# WHEN I"M RICH... THE STORY OF SMOKEY for RENEE



## Charis (Feb 11, 2007)

From the time I was a very little girl, my grandmother and I would play a game that went like this...When I'm rich, I'm going to get a parrot...a red one that will say all sorts of things. We'll be able to carry on a conversation with him and you can help me take care of him. After the parrot is settled in, I'm going to get a monkey. He will be so cute. We'll put clothes on him and he will sleep in the bed and ride in the car and sit at the dinner table and us maybe even go to church with us. We'll teach him to do all sort of things...won't people be surprised? I can't begin to count the times my grandmother said these words and then one day...
It was snowing hard outside and I was sitting in my 4th grade class hoping the time would go quickly. The phone rang and after my teacher called me to the front of the room, she told me I needed to get my coat and go home. My mother had said to run home as fast as I could.
Home was just a few blocks away and when I got there my mother had a big fire going in the fireplace and my grandmother was there too. In front of the fireplace, but not too close, was a doll bed. "look inside", my mother said.
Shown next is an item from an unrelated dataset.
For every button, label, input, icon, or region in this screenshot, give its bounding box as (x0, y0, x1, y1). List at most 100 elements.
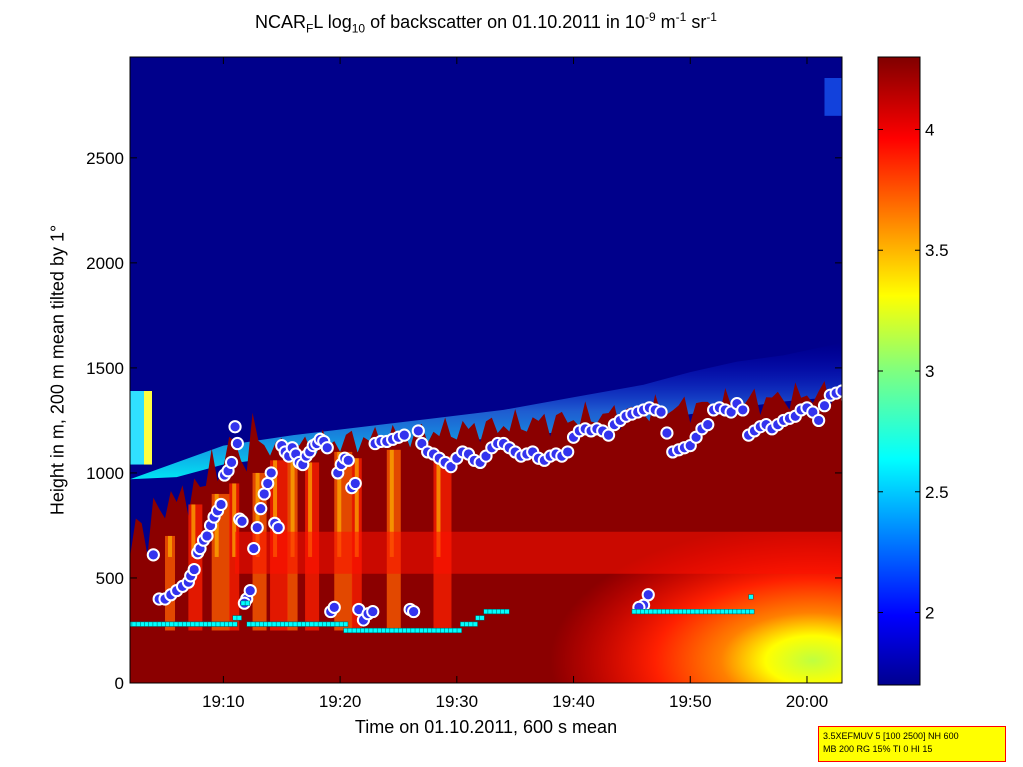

When I did, I saw a little figure, all wrapped up in a blanket, looking very cozy and the sweetest little face...that of a baby monkey. That moment, I fell in love with that sweet little face.
"Are you rich, grandma?" I asked. She just laughed.
The story unfolded.
My grandmother worked for my dad at the rescue mission on skid row. On that cold and snowy day a man had come in the mission looking for shelter from the weather. Under his coat he held this tiny monkey. The day before he had purchased him at the Woolworth's in their pet department. That was before pet shops were regulated at all. The man was very drunk and he couldn't stay in the mission because of it. My grandmother felt bad for the man but she felt even worse for the little monkey and with her typical quick thinking, offered to buy the man a bottle of wine if he would give her the monkey. He agreed.

to be continued...


----------



## Snowbird Sue (Dec 31, 2007)

That is a good one, and can't wait for the rest! you know, if we had a nickle for every time we heard "When I get Rich......" we would be quite wealthy, wouldn't you think? when I was a child, I wanted a horse. My Mom told me when I could afford to buy the horse, buy the feed, and pay for the Vet, I could have one.... Well.... I am getting gray hair now, and still don't have a horse! Nope, I never got rich! thanks for sharing that with us. It was one of the more pleasant posts I have read today


----------



## Margarret (May 3, 2007)

Oh Charis, what a delightful story. I can hardly wait for the next installment. 

Margaret


----------



## Lovebirds (Sep 6, 2002)

OH, I bet that little monkey was THE cutest.............look forward to hearing the rest. I had forgotten that there used to be pets in Woolworths.


----------



## TerriB (Nov 16, 2003)

Great story so far!!! And then...?!?!?


----------



## TheSnipes (Apr 9, 2007)

> ...this tiny monkey. The day before he had purchased him at the Woolworth's in their pet department


Hey..that's what my parents told me about my little brother, too...


----------



## Charis (Feb 11, 2007)

TheSnipes said:


> Hey..that's what my parents told me about my little brother, too...


Was he $99. too?!


----------



## Feather (Dec 8, 2005)

I am glad that your grandmother thought fast enough to get that baby away from someone that was not able to look out for his best interest.


----------



## Charis (Feb 11, 2007)

My grandmother was always a quick thinker.


----------



## Lovebirds (Sep 6, 2002)

Ok Charis......we've waited long enough!!! LOL
Now can we have "the REST of the story"????????????? PLEASE???????


----------



## Charis (Feb 11, 2007)

Ok, in a little bit.


----------